Genie then leans in close, much like in the covert operation upon which she embarked, when she first arrived.

She whispers,

“How would you like what they did to me? Oh no. I don’t like that one bit. They don’t feed me there. You have to visit me every day, ok? Every day.”

I ask her if she had friends at “the home“, trying to get her focus off of my sudden responsibility for her well being.

She mentions a name or two and I try to keep her attention there.

“But my father. Oh, what he did to me… Ohhhhhh, what he did to me. How would you like to be tied down…Oh no… How would like that?”

Oh, damn.

I didn’t see that coming. I didn`t sign up for this.  Gleeful expression, fading.

Curling up my eyebrows with great concern for her, I agree and nod that it is horrible, horrible, horrible what her father did to her, whatever it was.
I hope she gets back Beeology soon. …for her sake. Just think about Beeology, Genie.  Remember Beeology??

A few seconds go by,

“On Mondays I get my money and I like to go to Tim Hortons. I don’t suppose you could buy me something at Tim Hortons, could you?”

Me – “Oh…. No, no, no. I just bought you some food and look! You’re still holding it!  You haven’t eaten it, Genie!”

A flush of pride wells up inside me as I realize I am capable of saying “no” to people.  I`ve been working on that.

After more prompts to visit her every single day, I try to end the conversation without making any promises.

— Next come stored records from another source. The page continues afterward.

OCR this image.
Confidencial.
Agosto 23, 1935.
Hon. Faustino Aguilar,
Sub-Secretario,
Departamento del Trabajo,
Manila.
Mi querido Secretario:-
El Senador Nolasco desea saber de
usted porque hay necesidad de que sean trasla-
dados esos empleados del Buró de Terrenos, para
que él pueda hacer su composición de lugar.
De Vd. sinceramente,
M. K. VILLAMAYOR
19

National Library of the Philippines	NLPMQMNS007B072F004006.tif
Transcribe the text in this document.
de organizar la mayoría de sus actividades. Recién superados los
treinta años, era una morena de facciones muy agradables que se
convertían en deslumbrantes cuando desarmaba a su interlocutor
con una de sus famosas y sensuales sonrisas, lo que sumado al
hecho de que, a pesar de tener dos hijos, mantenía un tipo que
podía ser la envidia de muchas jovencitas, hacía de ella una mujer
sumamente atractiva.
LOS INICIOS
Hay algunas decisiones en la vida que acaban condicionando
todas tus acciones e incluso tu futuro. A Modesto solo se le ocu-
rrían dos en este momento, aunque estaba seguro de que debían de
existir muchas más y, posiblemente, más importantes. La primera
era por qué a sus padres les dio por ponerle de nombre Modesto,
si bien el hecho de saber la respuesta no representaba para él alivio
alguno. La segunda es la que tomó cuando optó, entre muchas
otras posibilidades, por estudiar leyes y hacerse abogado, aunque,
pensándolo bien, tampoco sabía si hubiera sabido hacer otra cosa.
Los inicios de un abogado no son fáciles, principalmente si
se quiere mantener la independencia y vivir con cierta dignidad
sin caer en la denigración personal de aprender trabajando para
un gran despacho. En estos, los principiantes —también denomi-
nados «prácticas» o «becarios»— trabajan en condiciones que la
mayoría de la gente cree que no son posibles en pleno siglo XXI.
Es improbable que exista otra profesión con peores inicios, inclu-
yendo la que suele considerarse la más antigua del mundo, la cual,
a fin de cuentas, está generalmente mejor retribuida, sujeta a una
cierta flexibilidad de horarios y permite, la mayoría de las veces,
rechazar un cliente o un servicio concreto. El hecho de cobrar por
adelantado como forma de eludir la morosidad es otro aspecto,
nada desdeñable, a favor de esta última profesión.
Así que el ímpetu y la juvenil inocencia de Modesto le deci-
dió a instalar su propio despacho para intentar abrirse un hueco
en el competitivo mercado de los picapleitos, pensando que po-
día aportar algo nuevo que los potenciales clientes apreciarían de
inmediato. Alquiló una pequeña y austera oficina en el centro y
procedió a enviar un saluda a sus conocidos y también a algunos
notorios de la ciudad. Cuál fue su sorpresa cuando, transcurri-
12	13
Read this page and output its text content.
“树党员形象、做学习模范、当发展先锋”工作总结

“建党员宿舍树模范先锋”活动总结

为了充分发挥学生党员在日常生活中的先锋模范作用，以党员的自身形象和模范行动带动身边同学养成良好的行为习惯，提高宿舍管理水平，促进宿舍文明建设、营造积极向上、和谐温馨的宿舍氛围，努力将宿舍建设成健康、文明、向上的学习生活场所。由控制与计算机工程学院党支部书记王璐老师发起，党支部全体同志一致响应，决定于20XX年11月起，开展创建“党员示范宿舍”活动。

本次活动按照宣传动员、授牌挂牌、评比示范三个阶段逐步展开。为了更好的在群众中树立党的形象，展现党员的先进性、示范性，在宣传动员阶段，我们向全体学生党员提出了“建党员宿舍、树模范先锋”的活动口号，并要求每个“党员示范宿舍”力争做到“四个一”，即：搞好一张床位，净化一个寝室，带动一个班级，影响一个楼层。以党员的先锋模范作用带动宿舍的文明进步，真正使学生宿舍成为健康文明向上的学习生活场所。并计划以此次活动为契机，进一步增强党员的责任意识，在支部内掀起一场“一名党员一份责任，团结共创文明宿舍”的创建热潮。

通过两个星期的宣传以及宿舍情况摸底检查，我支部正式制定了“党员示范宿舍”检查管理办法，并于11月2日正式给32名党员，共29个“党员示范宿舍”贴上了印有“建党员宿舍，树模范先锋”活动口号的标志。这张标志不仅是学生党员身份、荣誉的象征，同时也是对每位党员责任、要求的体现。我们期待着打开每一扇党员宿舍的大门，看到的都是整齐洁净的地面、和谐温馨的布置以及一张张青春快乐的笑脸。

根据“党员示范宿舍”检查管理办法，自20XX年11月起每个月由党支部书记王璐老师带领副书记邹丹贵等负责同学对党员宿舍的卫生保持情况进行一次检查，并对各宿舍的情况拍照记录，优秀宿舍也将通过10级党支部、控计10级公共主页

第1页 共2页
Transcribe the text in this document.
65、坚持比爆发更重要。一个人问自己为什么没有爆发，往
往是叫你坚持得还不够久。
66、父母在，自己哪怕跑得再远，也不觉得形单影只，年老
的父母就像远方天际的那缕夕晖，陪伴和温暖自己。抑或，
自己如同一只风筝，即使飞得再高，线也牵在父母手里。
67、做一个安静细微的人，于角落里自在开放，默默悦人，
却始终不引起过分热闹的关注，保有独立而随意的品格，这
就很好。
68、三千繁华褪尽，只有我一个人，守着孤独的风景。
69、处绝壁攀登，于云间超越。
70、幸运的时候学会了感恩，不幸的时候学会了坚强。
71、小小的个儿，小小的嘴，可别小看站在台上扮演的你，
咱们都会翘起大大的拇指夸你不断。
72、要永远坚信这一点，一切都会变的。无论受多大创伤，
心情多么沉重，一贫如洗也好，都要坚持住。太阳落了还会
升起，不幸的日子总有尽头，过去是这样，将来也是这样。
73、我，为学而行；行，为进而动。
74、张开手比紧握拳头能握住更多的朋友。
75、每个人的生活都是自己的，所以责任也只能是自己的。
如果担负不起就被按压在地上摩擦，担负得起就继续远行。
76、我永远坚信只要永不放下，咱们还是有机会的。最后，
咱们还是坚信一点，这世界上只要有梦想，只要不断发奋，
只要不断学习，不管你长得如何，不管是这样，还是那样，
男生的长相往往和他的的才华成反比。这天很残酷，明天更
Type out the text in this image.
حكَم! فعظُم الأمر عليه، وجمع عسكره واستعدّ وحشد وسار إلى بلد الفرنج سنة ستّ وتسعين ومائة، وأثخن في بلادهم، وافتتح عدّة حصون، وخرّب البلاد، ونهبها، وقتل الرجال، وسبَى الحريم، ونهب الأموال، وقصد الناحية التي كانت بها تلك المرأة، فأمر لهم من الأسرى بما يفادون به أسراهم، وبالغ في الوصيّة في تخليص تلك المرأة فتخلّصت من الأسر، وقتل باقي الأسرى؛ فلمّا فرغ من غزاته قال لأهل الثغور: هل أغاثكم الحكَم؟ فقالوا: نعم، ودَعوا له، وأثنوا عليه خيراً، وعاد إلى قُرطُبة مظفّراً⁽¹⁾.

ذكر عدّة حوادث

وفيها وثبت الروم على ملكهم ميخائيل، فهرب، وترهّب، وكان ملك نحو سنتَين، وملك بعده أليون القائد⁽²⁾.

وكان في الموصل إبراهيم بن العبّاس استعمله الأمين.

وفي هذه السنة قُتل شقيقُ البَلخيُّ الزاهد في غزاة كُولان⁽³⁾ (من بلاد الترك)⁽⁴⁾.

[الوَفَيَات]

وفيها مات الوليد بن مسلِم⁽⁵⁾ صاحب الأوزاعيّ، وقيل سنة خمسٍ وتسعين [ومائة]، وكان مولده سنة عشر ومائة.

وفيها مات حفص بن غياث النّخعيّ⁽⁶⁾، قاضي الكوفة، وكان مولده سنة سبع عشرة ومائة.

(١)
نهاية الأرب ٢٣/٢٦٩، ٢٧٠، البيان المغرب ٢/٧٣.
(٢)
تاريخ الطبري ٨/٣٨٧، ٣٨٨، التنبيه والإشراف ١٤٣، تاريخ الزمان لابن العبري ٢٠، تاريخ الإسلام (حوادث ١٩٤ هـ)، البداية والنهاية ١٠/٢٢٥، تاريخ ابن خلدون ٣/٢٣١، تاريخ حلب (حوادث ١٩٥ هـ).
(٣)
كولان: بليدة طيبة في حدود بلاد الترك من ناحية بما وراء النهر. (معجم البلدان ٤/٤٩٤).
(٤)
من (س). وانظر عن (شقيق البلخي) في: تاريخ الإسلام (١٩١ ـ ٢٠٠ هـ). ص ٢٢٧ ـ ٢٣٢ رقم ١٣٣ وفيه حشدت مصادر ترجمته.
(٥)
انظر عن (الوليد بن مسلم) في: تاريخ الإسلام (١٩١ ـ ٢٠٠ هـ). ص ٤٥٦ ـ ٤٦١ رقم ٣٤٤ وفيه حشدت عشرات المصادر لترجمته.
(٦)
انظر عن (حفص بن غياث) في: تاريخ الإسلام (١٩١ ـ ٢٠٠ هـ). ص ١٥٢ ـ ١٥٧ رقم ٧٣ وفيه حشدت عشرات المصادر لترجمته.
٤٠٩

I give multiple hand shakes and a, “Weeeelll, it was good to meet you Genie. …yup. You have a good day…  aaaaaalright then…”, as well as other subtleties she refuses to acknowledge, until the waitress, watching all this time, orders her to go sit at the patio table with her yet untouched donut.

She slobber kisses me four more times during this transition.  By the second of these goodbye kisses I find myself too traumatized to pretend and I begin to unapologetically wipe them off with my sleeve, right in front of her. She’s not going to notice.  And she doesn`t.

Not too long after Genie sits down outside, I leave the building and wander some more through the Great and Mighty Toronto to find the art supply store I had been looking for. I wipe my cheeks with an obsessive-compulsive vigour for about the next half an hour. I can still feel a phantom slobber and those cold, clammy, inside-out lips pushed against my face.

All-in-all though, I’m glad I met Genie.  Even if she did forget me the second I left the Country Site Donuts, which is likely.  I won’t forget.

Maybe I’ll go back there some day, just to meet her again, for the first time. I’m very curious about how to keep my digection system from falling out.